The Birth Talk


The Birth Talk took place at the woman’s home at around 36 weeks, attended by her two midwives, the woman and her chosen birth partner/s. This was our opportunity to bring together all the information that we had been giving the woman throughout her pregnancy, and to begin to focus on, and look forward to, her birth.

At this visit we discussed such important issues as the onset of labour with particular emphasis on pre-labour, how and when to call the midwife (and when not to call), how labour may progress and the role of the birth supporters. We used visual aids such as Birth Atlas diagrams and a doll and pelvis to explain clearly the process of labour. We showed photos of births given to us by other mothers and through these we aimed to instill in women and their families a confidence in the birth process and the idea that birth can and should be a joyful event. Photos were also useful to illustrate, for example, positions in labour and birth, perineal stretching and physiological third stage. Seeing a photo of a woman smiling as she pushes her baby out, or seeing an empowering image of a new mother kneeling and picking up her baby as her placenta drops into a bedpan beneath her can make a real difference to a woman’s belief in her own possibilities for her forthcoming birth.

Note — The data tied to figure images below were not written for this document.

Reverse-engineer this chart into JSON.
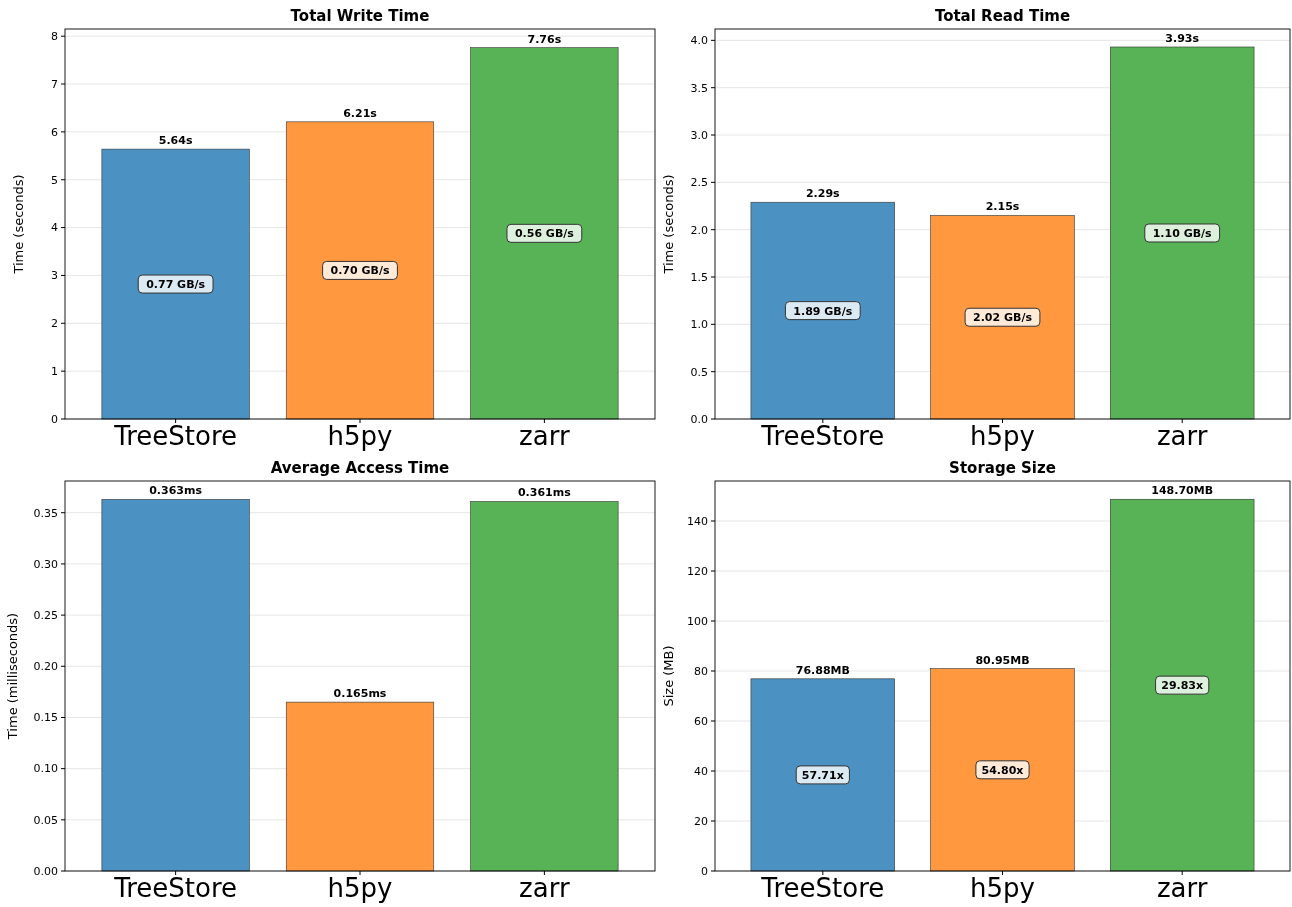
{
  "chart_data": [
    {
      "type": "bar",
      "title": "Total Write Time",
      "ylabel": "Time (seconds)",
      "categories": [
        "TreeStore",
        "h5py",
        "zarr"
      ],
      "values": [
        5.64,
        6.21,
        7.76
      ],
      "colors": [
        "#4b91c2",
        "#ff983e",
        "#57b356"
      ],
      "value_labels": [
        "5.64s",
        "6.21s",
        "7.76s"
      ],
      "ylim": [
        0,
        8.15
      ],
      "yticks": [
        0,
        1,
        2,
        3,
        4,
        5,
        6,
        7,
        8
      ],
      "grid": "y",
      "annotations": [
        "0.77 GB/s",
        "0.70 GB/s",
        "0.56 GB/s"
      ]
    },
    {
      "type": "bar",
      "title": "Total Read Time",
      "ylabel": "Time (seconds)",
      "categories": [
        "TreeStore",
        "h5py",
        "zarr"
      ],
      "values": [
        2.29,
        2.15,
        3.93
      ],
      "colors": [
        "#4b91c2",
        "#ff983e",
        "#57b356"
      ],
      "value_labels": [
        "2.29s",
        "2.15s",
        "3.93s"
      ],
      "ylim": [
        0,
        4.12
      ],
      "yticks": [
        {
          "value": 0,
          "label": "0.0"
        },
        0.5,
        {
          "value": 1,
          "label": "1.0"
        },
        1.5,
        {
          "value": 2,
          "label": "2.0"
        },
        2.5,
        {
          "value": 3,
          "label": "3.0"
        },
        3.5,
        {
          "value": 4,
          "label": "4.0"
        }
      ],
      "grid": "y",
      "annotations": [
        "1.89 GB/s",
        "2.02 GB/s",
        "1.10 GB/s"
      ]
    },
    {
      "type": "bar",
      "title": "Average Access Time",
      "ylabel": "Time (milliseconds)",
      "categories": [
        "TreeStore",
        "h5py",
        "zarr"
      ],
      "values": [
        0.363,
        0.165,
        0.361
      ],
      "colors": [
        "#4b91c2",
        "#ff983e",
        "#57b356"
      ],
      "value_labels": [
        "0.363ms",
        "0.165ms",
        "0.361ms"
      ],
      "ylim": [
        0,
        0.381
      ],
      "yticks": [
        {
          "value": 0,
          "label": "0.00"
        },
        0.05,
        {
          "value": 0.1,
          "label": "0.10"
        },
        0.15,
        {
          "value": 0.2,
          "label": "0.20"
        },
        0.25,
        {
          "value": 0.3,
          "label": "0.30"
        },
        0.35
      ],
      "grid": "y"
    },
    {
      "type": "bar",
      "title": "Storage Size",
      "ylabel": "Size (MB)",
      "categories": [
        "TreeStore",
        "h5py",
        "zarr"
      ],
      "values": [
        76.88,
        80.95,
        148.7
      ],
      "colors": [
        "#4b91c2",
        "#ff983e",
        "#57b356"
      ],
      "value_labels": [
        "76.88MB",
        "80.95MB",
        "148.70MB"
      ],
      "ylim": [
        0,
        156
      ],
      "yticks": [
        0,
        20,
        40,
        60,
        80,
        100,
        120,
        140
      ],
      "grid": "y",
      "annotations": [
        "57.71x",
        "54.80x",
        "29.83x"
      ]
    }
  ]
}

And the belief that she gave me … my belief was on a thin piece of thread and she gave me the strength to believe in myself. Not just me but my husband as well … we didn’t have belief and she gave us hope, which no one else gave us …

At the Birth Talk we discussed the pain of labour, explaining about natural endorphin production and emphasising that a woman is more likely to labour well if she feels safe and comfortable and trusts those around her. We explained the difference between the normal pain of a normal labour, which we believe all women are equipped to cope with, and the abnormal pain of a dystocic labour, where pharmacological pain relief may be appropriate. Perhaps most importantly, we emphasised that we visit all women at home in labour, giving them the freedom to make a final decision at this time about where to give birth.

Debbie, a student midwife on placement with the Practice, made the following observation about the Birth Talk:

During my time with the Practice, I came to realise that although the Birth Talk is a fundamental and unique aspect of the care given by the Albany, it is just building on all the work that has gone before. From the very start of the care, the women are encouraged, supported and given real informed choice. All aspects of care build and complement one another giving women the confidence and knowledge to birth their babies in the most normal and natural way possible.